In tempi di magra qualcuno ha pensato all'export. Ma c'è chi spiega: «Non ci è stato consentito di venderle in Ticino»
La replica della Cellula di comunicazione dello Stato maggiore cantonale: «Alcuni lotti non erano adeguatamente certificati»
LUGANO - Ben 25 tonnellate di mascherine esportate dalla Svizzera verso altri Paesi, proprio nel momento di maggior bisogno. E vendute a 10 volte (in alcuni casi anche oltre 20 volte) il loro valore. I dati resi noti negli scorsi giorni dall'Amministrazione federale delle dogane (Afd) hanno lasciato spazio a inevitabili polemiche. Secondo molti, ha vinto l’avidità a discapito dell’etica e del senso di responsabilità.
Dalla moda alle mascherine - Ma c’è pure chi, toccato evidentemente nel vivo, le critiche ha volute rispedire al mittente. Tra questi M.*, responsabile in una ditta ticinese che si occupa di import-export e che ha mantenuto e sta mantenendo contatti con i propri fornitori in Cina. «Dall’importare abbigliamento ci siamo trovati a importare mascherine. D’altra parte i cinesi sono stati velocissimi nel riadattare i propri settori produttivi per non doversi fermare».
Prezzo di costo, ma rifiutate in Svizzera... - E la sua ditta ha colto la palla al balzo. «Abbiamo fatto ordini di grossi quantitativi di merce. Sia mascherine FFP2 che quelle chirurgiche a tre strati. La nostra intenzione non era certo quella di speculare, anzi. Proprio quando qui iniziavano a scarseggiare, noi avevamo in arrivo le prime da proporre a 3,50 franchi l’una, le altre a 90 centesimi. Tolti i costi vivi, insomma, non ci rimaneva molto».
Queste mascherine, però, non hanno mai trovato mercato in Svizzera: «Ne abbiamo proposte circa 300mila al Cantone. Nonostante avessero passato i controlli doganali e fossero provviste di certificazione, sono state ricontrollate dal farmacista cantonale e rifiutate. Il motivo? La documentazione che le accompagnava era in cinese».
... quindi vendute all'estero - Per non rimetterci, l’azienda ha optato quindi per la soluzione più ovvia: «Le abbiamo vendute in Italia.

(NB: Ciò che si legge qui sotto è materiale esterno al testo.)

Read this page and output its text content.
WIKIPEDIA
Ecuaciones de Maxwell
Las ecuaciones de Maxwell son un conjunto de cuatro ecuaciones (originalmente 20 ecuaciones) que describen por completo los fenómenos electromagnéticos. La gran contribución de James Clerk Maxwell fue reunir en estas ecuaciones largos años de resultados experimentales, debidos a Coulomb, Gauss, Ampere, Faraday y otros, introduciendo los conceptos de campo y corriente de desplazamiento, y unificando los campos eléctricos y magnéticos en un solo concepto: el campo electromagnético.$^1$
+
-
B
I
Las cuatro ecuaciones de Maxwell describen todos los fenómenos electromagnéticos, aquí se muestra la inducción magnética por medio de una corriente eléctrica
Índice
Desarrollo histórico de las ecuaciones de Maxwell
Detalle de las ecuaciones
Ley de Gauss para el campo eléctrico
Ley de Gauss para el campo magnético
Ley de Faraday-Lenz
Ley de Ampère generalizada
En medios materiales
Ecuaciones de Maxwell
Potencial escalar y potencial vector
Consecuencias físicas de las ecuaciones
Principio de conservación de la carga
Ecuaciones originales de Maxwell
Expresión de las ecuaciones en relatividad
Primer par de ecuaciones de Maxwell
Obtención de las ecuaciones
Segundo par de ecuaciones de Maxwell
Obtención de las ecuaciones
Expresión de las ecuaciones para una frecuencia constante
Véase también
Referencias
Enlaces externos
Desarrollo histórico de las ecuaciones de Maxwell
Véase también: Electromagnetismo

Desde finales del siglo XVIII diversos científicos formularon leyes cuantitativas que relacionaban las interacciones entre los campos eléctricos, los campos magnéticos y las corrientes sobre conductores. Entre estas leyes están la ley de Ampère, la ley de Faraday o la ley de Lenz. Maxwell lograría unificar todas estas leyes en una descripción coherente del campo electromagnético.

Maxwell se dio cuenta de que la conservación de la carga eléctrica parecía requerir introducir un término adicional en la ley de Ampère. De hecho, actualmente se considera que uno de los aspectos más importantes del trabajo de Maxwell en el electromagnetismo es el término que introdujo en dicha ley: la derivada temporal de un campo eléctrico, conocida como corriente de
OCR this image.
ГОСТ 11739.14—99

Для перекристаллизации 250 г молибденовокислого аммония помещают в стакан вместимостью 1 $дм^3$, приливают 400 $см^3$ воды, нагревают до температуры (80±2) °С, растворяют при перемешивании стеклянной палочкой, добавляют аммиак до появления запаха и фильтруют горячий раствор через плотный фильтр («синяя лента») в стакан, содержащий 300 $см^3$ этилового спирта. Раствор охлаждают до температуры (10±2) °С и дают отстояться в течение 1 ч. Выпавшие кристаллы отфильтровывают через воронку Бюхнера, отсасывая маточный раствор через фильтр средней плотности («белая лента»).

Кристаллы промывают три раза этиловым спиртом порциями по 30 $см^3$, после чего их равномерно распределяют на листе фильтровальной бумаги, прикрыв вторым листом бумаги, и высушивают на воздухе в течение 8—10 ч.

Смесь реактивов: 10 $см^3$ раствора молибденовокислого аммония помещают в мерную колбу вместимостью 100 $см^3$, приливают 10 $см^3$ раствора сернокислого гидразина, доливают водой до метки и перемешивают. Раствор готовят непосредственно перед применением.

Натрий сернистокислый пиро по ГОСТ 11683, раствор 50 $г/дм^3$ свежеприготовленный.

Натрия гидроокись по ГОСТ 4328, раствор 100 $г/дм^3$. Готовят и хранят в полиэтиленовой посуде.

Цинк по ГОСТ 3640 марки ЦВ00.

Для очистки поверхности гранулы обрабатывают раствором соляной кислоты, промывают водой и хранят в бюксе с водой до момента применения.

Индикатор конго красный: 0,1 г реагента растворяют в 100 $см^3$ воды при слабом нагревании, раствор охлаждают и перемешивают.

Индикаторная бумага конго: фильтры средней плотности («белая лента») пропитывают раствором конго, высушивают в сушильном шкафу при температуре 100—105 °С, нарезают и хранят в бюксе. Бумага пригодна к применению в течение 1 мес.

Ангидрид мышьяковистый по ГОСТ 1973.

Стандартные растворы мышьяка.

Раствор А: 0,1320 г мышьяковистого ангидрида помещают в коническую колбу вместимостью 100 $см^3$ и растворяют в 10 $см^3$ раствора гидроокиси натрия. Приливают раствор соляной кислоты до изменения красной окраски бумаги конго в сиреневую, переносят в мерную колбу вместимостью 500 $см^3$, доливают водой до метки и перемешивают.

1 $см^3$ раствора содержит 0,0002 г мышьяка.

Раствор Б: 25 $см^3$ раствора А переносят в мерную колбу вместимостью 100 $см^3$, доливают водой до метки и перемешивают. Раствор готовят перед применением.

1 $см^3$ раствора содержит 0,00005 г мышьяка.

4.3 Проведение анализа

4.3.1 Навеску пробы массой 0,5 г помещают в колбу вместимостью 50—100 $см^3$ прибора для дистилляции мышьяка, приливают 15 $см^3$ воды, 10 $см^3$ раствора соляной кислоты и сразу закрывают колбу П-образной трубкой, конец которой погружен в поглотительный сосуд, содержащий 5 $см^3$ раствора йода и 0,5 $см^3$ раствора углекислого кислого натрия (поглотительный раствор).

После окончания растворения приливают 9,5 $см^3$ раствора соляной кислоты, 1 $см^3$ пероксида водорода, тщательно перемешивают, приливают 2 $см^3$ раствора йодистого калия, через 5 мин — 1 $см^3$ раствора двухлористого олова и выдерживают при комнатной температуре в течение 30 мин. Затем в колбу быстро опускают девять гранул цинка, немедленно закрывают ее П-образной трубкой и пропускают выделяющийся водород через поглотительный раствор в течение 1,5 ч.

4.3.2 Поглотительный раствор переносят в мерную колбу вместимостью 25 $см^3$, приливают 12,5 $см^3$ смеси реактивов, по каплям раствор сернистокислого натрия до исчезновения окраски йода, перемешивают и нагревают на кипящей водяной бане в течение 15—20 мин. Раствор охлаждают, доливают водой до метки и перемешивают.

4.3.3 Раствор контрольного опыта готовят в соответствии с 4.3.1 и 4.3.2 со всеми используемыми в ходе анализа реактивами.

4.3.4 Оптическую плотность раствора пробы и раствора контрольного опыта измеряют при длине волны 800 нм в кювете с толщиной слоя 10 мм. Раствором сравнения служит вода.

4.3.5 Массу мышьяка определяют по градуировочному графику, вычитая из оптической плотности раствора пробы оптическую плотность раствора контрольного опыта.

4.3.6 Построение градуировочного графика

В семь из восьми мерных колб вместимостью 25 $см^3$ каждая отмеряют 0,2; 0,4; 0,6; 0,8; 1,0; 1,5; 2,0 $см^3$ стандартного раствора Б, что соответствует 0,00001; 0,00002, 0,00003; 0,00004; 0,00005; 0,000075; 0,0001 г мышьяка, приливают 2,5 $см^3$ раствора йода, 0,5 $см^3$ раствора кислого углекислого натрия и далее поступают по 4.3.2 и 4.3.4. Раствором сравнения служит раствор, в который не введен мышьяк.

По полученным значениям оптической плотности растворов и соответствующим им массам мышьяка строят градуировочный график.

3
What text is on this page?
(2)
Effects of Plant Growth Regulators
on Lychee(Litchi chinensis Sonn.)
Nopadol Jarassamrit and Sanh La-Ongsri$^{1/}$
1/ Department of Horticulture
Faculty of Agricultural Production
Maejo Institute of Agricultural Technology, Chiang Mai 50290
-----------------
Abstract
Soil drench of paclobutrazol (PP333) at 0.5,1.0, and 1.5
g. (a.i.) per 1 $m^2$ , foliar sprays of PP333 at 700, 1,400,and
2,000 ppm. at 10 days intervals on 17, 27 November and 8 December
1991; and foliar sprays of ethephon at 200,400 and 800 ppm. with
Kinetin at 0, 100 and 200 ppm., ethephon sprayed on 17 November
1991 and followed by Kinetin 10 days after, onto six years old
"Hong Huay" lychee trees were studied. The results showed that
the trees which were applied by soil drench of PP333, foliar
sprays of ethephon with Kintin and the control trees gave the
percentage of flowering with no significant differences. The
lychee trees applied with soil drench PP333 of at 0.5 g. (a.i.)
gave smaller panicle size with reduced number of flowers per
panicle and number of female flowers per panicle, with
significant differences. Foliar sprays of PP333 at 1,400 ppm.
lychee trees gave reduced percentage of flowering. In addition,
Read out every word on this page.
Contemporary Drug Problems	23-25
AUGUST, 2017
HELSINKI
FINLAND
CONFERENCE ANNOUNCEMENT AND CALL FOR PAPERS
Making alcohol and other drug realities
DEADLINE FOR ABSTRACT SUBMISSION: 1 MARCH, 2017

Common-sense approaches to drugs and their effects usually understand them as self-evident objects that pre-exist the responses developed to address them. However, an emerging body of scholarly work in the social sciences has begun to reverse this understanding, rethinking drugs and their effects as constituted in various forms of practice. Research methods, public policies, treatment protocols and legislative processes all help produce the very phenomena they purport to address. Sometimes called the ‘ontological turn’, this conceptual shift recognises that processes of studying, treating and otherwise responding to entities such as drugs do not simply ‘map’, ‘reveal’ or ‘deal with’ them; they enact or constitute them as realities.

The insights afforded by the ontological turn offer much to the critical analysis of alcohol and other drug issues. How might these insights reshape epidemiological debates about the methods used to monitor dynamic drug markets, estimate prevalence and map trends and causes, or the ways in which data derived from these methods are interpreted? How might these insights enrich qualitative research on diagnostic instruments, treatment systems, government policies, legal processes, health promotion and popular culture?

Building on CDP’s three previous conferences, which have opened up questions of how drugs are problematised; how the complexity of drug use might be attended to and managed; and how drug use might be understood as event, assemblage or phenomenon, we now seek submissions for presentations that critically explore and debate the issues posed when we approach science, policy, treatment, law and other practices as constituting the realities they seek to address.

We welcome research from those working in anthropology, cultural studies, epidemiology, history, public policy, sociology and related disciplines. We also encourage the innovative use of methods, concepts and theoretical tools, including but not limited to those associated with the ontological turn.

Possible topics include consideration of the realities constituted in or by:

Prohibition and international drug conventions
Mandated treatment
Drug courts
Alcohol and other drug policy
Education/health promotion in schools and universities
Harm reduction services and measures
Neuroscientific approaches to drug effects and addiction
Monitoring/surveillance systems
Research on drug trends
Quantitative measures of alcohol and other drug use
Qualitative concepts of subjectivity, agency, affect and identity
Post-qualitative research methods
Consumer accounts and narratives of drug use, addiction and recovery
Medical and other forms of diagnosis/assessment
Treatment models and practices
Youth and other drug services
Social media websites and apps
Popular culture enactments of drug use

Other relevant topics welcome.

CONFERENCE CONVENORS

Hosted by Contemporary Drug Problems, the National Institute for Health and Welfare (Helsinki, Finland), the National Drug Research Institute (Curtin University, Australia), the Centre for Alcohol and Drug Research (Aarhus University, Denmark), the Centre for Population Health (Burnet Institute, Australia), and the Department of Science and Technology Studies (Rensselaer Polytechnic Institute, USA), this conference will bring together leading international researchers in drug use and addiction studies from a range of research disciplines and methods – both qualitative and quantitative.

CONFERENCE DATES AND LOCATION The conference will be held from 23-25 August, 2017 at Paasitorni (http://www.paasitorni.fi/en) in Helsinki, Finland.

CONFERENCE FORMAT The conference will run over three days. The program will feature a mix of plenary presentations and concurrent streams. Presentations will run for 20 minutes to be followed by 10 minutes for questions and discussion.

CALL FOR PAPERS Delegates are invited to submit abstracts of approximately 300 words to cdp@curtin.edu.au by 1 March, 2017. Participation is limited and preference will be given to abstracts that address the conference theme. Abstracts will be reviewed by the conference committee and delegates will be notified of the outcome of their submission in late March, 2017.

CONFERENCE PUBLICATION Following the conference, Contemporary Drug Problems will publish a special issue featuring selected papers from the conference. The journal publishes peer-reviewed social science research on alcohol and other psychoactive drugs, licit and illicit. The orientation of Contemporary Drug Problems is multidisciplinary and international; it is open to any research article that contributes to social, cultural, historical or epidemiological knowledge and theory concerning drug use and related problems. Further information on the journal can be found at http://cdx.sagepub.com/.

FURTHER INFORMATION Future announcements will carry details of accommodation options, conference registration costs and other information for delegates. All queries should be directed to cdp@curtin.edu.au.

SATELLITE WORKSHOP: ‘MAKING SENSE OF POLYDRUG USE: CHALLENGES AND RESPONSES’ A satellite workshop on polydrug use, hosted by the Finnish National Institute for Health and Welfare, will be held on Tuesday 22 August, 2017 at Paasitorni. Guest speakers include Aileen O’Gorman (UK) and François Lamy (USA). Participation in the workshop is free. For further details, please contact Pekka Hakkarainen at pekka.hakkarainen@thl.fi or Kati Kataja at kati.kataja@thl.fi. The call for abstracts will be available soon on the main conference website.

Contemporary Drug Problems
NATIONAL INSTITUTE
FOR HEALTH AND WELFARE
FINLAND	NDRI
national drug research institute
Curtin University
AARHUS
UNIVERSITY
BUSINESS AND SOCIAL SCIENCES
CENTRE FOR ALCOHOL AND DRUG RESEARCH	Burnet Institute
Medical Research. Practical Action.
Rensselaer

Tutte e senza nessun tipo di problema». Anche i successivi tentativi sono andati a vuoto: «Ho proposto in seguito di importarne ulteriori milioni da distribuire alla popolazione, anche qui a prezzo di costo più le spese di trasporto, ma anche questa proposta è stata rifiutata».
«Non adeguatamente certificate» - Contattata, la Cellula di comunicazione dello Stato maggiore cantonale conferma l’arrivo di lotti non in linea con le disposizioni: «Siamo a conoscenza di alcuni casi di materiale di protezione che è stato respinto dai destinatari, siccome non adeguatamente certificato. L’assenza di una certificazione valida non consente in buona fede di ritenere che il prodotto sia efficace e sicuro, dunque conforme allo scopo per cui è previsto».
«Situazione eccezionale, ma la normativa non cambia» - In tal senso l’ufficio del farmacista cantonale rimanda a una comunicazione del 16 aprile: «L’eccezionalità della situazione attuale non sospende le normative in vigore e non legittima la vendita di prodotti non conformi», viene sottolineato.
Le disposizioni
Se dispongono di una certificazione CE come dispositivo medico, le mascherine soddisfano a priori i requisiti per essere importate, acquistate e vendute in Svizzera. Oltre al marchio CE, sulla confezione dovrebbero essere indicati anche la norma EN 14683 (per quelle chirurgiche) e quella EN 149 e il livello di protezione per quelle di protezione respiratoria e il tipo di mascherina. Dal 3 aprile 2020, con la modifica dell’Ordinanza 2 sui provvedimenti per combattere il coronavirus (Ordinanza 2 Covid-19), sono state consentite delle deroghe alla marchiatura CE, tuttavia solo a precise condizioni: se le mascherine chirurgiche non dispongono di una certificazione CE, possono essere importate, acquistate e vendute in Svizzera solo in presenza di una specifica autorizzazione di Swissmedic (per le chirurgiche), della SECO per quelle di protezione.